Much as we would welcome some favorable economic news, don’t believe it.
First of all, although Wall Street would like us to believe otherwise, the stock market isn’t the economy – it is only one measure of the economy which in itself can be measured many different ways.
While some Wall Street analysts, such as Market Watch’s Mark Hulbert, see Wall Street as having fully recovered from the Great Recession much better measures of the real economy are personal incomes and unemployment – both of which remain in an abysmal state.
The government reported unemployment to be 8.3 percent at the beginning of March, but it is actually over 16 percent because another 8 percent of the workforce has simply given up looking for work, adding in those who are “underemployed,” those who are in part-time or below skill-level jobs would of course push the number higher.

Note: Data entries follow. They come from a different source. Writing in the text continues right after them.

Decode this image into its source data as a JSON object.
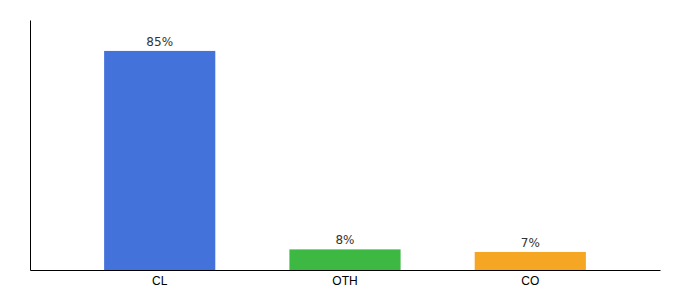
{
  "chart_data": {
    "type": "bar",
    "categories": [
      "CL",
      "OTH",
      "CO"
    ],
    "values": [
      85,
      8,
      7
    ],
    "value_labels": [
      "85%",
      "8%",
      "7%"
    ],
    "colors": [
      "#4472db",
      "#3cb843",
      "#f5a623"
    ],
    "ylim": [
      0,
      97
    ],
    "data_labels": true,
    "tick_labels": "x"
  }
}
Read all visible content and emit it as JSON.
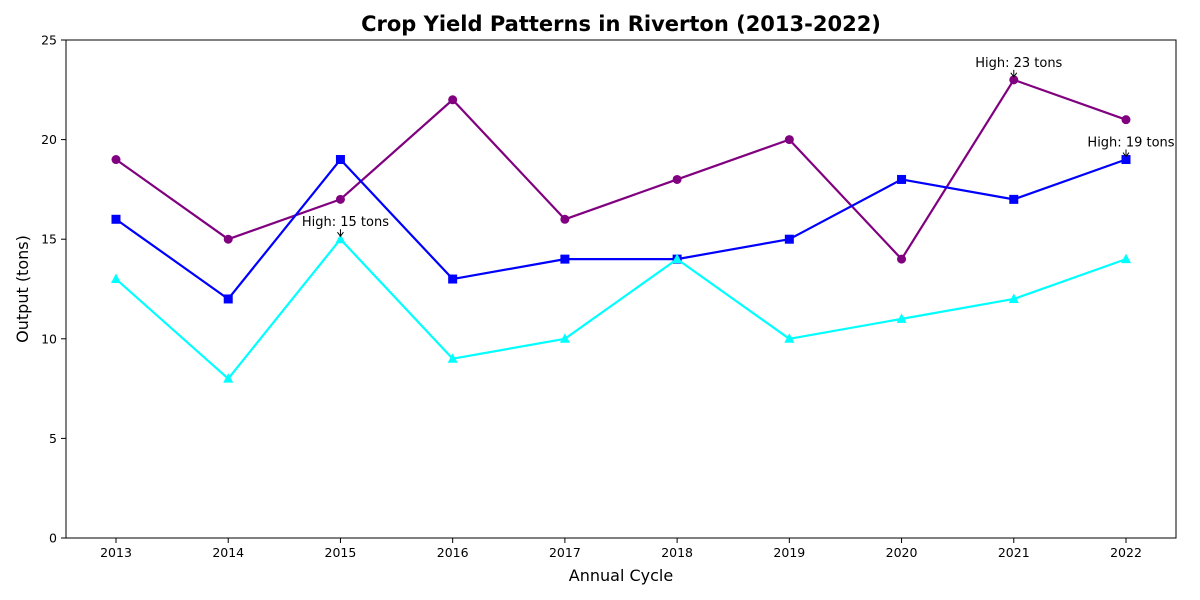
{
  "chart_data": {
    "type": "line",
    "title": "Crop Yield Patterns in Riverton (2013-2022)",
    "xlabel": "Annual Cycle",
    "ylabel": "Output (tons)",
    "x": [
      2013,
      2014,
      2015,
      2016,
      2017,
      2018,
      2019,
      2020,
      2021,
      2022
    ],
    "ylim": [
      0,
      25
    ],
    "yticks": [
      0,
      5,
      10,
      15,
      20,
      25
    ],
    "grid": false,
    "series": [
      {
        "values": [
          19,
          15,
          17,
          22,
          16,
          18,
          20,
          14,
          23,
          21
        ],
        "color": "#800080",
        "marker": "circle"
      },
      {
        "values": [
          16,
          12,
          19,
          13,
          14,
          14,
          15,
          18,
          17,
          19
        ],
        "color": "#0000ff",
        "marker": "square"
      },
      {
        "values": [
          13,
          8,
          15,
          9,
          10,
          14,
          10,
          11,
          12,
          14
        ],
        "color": "#00ffff",
        "marker": "triangle"
      }
    ],
    "annotations": [
      {
        "text": "High: 23 tons",
        "x": 2021,
        "y": 23
      },
      {
        "text": "High: 19 tons",
        "x": 2022,
        "y": 19
      },
      {
        "text": "High: 15 tons",
        "x": 2015,
        "y": 15
      }
    ]
  }
}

Unemployment has remained above 8 percent since February of 2009 and that is the longest continuous period of above-8-percent unemployment since the end of World War II, according to figures from the Bureau of Labor Statistics.
Likewise, real personal incomes, less transfer payments from the government, have fallen precipitously since Obama was elected – they were off by 10.7 percent at the low point in January 2011 and are still off 4.8 percent from their previous peak.
But what about other broad measures of the economy?
Overall, according to figures from the Federal Reserve, during the first years of the Great Recession, U.S. household wealth fell by about $16.4 trillion from its peak in spring 2007.
After three years of Obamanomics only a little more than half of that lost wealth -- $8.7 trillion -- is back on household balance sheets. That leaves American household wealth $7.7 trillion less than it was before the recession.
Obama supporters and the Wall Street – Washington Axis will complain that most of the lost household wealth came from declines in the value of real estate, which dropped $6 trillion, or nearly 30% of its value, from the end of 2006 to the end of 2010.
Those complaints ring false because after the Obama administration nationalized the entire debt of Fannie Mae and Freddie Mac, the federal government now controls over 90% of the home mortgage market, and has $1.3 trillion in mortgage lending support outstanding, and despite its many failed housing programs home values have continued to fall in many markets.
The gap between pre-Obamanomics household wealth and post-Obamanomics household wealth is also in stark contrast to the nation's gross national product, the broadest measure of economic activity, which has recovered all of the lost output of the recession. The bottom line – the stock market may have recovered, the nation’s industrial output may have recovered, but American families have not recovered and Obamanomics and the failed policies coming from Capitol Hill hold little prospect that they will any time soon.